Wolfspeed Is Turning to AI to Fix Its Silicon Carbide Problem

After slashing debt in bankruptcy, the chipmaker is embedding AI across its 200mm fabs to stabilize margins and scale production
Wolfspeed exited Chapter 11 in September 2025 after reducing its total debt by roughly 70 percent under a restructuring support agreement, according to reporting on the bankruptcy process.
The balance sheet reset came as the company continued scaling silicon carbide production. In the second quarter of fiscal 2026, Wolfspeed reported approximately $168 million in revenue. Non-GAAP gross margin was negative 34 percent, and GAAP gross margin was negative 46 percent. Adjusted EBITDA for the quarter was negative $82 million. The company ended the period with about $1.3 billion in cash and short-term investments.
Wolfspeed is expanding 200mm silicon carbide production at its Mohawk Valley facility in New York. In September 2025, the company announced the commercial launch of its 200mm silicon carbide materials portfolio, positioning the site as central to its scale strategy.
On February 11, 2026, Wolfspeed said it had unified factory, supply chain, and enterprise data on Snowflake’s AI Data Cloud and was deploying artificial intelligence across manufacturing, quality, supply chain, finance, and analytics functions. The company introduced WolfGPT, an internal generative AI platform built on Snowflake Intelligence, to analyze manufacturing performance, predict potential issues, and accelerate workforce training.
Scaling SiC at Negative Margins
Silicon carbide fabrication requires high capital investment, specialized tooling, and tight defect control. During production ramps, variability in yield, inspection accuracy, and equipment uptime influences cost per wafer and gross margin.
Wolfspeed’s transition to 200mm wafers is designed to improve long-term manufacturing efficiency. Ramp phases typically involve incremental qualification of processes and customers, which can constrain utilization in early stages. With non-GAAP gross margins at negative 34 percent in the most recent quarter, manufacturing performance remains central to financial recovery.
Competitive capacity is increasing. Infineon Technologies has invested in 200mm silicon carbide production at its Kulim facility in Malaysia. STMicroelectronics has also announced silicon carbide expansion initiatives in Europe, including 200mm manufacturing projects in Catania.
In fabrication environments with high fixed costs, improvements in yield stability and cycle time affect how quickly those costs are absorbed. Semiconductor manufacturers have increasingly deployed machine learning and advanced analytics in inspection and process control systems. Intel Corporation has published case materials describing the use of AI and computer vision to improve defect detection speed and accuracy in manufacturing operations.
Improving defect detection and reducing process variability can increase the number of usable devices per wafer and shorten production cycles.
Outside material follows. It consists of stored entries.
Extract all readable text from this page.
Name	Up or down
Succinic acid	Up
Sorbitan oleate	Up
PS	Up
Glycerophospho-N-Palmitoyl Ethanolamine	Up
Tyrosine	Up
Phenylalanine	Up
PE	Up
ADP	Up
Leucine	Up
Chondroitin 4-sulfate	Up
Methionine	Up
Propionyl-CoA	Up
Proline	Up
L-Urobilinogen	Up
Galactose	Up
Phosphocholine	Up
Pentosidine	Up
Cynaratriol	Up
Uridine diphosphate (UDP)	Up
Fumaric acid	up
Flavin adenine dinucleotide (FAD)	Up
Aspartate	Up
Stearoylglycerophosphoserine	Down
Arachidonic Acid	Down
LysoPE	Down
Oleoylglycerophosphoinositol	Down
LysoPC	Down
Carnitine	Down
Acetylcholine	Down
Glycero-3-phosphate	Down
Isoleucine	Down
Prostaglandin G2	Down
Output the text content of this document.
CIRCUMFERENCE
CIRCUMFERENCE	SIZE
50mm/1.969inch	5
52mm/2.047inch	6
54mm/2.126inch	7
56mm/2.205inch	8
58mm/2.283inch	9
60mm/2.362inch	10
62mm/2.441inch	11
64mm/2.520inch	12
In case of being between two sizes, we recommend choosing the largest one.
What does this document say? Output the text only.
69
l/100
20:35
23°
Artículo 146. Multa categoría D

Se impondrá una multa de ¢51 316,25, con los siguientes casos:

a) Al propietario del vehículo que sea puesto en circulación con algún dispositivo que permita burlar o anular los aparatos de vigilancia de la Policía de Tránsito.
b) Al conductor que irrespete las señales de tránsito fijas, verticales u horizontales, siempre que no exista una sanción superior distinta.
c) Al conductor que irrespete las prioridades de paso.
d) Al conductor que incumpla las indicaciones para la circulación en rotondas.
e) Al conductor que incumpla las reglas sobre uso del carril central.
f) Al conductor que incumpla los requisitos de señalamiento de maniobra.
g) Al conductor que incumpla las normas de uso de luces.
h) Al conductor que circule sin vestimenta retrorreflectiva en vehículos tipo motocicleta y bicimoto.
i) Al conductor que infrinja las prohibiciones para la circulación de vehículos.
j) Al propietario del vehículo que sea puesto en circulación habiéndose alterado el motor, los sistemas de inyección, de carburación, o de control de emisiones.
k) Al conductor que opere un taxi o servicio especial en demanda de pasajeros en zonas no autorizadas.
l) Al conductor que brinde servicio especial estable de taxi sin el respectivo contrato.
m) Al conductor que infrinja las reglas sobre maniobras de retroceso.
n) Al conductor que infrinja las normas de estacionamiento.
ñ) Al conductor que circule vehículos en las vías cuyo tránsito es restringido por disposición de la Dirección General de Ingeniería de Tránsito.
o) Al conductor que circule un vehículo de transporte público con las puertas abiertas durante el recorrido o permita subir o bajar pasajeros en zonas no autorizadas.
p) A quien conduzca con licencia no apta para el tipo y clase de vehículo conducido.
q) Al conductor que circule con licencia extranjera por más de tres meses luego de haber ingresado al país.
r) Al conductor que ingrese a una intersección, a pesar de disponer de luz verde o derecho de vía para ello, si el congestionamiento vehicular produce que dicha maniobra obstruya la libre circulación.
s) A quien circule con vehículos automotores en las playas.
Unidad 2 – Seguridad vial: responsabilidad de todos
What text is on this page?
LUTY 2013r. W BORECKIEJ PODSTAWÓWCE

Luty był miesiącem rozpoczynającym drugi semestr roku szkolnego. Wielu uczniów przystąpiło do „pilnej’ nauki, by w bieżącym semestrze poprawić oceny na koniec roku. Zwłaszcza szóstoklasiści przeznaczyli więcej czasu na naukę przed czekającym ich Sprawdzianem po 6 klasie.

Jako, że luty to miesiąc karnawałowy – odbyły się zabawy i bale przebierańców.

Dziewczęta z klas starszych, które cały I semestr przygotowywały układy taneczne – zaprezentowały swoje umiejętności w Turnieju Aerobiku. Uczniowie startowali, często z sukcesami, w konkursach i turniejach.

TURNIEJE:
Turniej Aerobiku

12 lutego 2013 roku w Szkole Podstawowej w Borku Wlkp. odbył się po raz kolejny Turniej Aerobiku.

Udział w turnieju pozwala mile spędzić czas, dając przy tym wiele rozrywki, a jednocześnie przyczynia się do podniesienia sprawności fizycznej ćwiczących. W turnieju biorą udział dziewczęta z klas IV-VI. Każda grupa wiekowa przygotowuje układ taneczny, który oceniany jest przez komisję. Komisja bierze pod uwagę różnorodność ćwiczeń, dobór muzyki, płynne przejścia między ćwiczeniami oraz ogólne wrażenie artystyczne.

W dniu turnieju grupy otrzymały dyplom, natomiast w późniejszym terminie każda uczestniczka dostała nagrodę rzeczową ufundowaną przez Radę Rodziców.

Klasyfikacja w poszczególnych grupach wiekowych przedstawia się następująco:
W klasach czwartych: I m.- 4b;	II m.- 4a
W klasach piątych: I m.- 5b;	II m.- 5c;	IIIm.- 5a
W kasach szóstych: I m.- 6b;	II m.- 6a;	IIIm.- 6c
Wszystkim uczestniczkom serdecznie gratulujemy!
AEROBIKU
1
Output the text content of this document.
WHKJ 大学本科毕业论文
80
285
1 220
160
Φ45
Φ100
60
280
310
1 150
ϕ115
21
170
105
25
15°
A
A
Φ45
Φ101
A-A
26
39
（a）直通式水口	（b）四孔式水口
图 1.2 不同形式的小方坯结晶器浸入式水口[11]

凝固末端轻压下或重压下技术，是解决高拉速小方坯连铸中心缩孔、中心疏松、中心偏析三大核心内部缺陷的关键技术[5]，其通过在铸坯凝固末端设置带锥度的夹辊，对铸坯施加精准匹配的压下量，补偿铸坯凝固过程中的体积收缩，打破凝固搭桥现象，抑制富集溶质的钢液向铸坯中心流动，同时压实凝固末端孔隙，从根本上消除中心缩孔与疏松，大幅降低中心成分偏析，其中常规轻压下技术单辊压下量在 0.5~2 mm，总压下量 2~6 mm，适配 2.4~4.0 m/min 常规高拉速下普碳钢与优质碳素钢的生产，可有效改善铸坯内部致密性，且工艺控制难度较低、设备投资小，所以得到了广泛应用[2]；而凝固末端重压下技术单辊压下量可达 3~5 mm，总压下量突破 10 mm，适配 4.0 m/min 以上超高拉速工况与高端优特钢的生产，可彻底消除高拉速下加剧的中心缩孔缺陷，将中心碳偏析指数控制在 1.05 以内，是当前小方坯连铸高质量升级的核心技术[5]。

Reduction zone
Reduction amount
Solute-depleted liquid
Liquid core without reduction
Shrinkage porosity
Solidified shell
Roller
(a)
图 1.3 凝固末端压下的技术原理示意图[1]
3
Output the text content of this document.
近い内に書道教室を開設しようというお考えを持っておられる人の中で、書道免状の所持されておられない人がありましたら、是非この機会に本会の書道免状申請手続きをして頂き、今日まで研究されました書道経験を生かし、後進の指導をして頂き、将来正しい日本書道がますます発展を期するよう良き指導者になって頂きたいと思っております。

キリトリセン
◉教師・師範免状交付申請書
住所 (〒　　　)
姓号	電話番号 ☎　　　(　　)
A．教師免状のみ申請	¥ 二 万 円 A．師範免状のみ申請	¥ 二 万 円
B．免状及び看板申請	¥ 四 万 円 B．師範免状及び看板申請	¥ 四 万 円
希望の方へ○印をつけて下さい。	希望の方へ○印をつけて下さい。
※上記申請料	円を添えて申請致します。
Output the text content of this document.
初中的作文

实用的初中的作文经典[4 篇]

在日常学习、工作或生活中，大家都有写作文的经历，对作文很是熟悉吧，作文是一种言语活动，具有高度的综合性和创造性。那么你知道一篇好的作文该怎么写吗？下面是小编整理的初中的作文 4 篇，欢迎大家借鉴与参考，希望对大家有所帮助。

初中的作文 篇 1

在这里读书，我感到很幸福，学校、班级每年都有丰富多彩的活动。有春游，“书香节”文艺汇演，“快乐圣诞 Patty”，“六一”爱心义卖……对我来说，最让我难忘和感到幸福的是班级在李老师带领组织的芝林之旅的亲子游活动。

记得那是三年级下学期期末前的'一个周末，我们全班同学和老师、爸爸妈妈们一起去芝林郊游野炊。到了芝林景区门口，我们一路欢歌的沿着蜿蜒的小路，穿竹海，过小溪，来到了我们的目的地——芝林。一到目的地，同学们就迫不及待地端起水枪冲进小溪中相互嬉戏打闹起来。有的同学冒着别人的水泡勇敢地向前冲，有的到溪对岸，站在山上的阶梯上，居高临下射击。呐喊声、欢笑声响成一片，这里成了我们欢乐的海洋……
In a 200mm silicon carbide ramp operating with negative margins, those operational shifts influence cost structure and margin trajectory.
AI Integration Across the Enterprise
Wolfspeed’s February announcement outlined a broader integration effort beyond individual inspection tools. The company consolidated operational and enterprise data into a governed cloud environment and deployed specialized AI agents across manufacturing, quality, supply chain, finance, and corporate analytics.
The company says WolfGPT is designed to provide contextual insights from manufacturing data, helping teams surface potential issues earlier in the production flow. The company also cited workforce readiness as a priority, stating that AI tools can accelerate training in complex chip fabrication environments.
Semiconductor manufacturing roles often require extended training and domain expertise. Industry workforce policy briefs highlight ongoing shortages of experienced technicians and engineers in advanced fabrication facilities. Tools that centralize institutional knowledge and provide structured access to operational data can influence onboarding time and reduce decision latency during shifts.
The restructuring reduced Wolfspeed’s debt burden and interest expense. Margin recovery, however, depends on manufacturing performance as 200mm capacity scales. In the most recent quarter, the company also reported sequential growth in AI datacenter revenue, reflecting demand linked to high-performance computing infrastructure.
Wolfspeed’s integration of AI across factory and enterprise systems shows a focus on operational coordination during a period of financial and manufacturing transition. The measurable effects on yield stability, cycle time, and cost per wafer will shape the company’s margin recovery as global silicon carbide capacity continues to expand.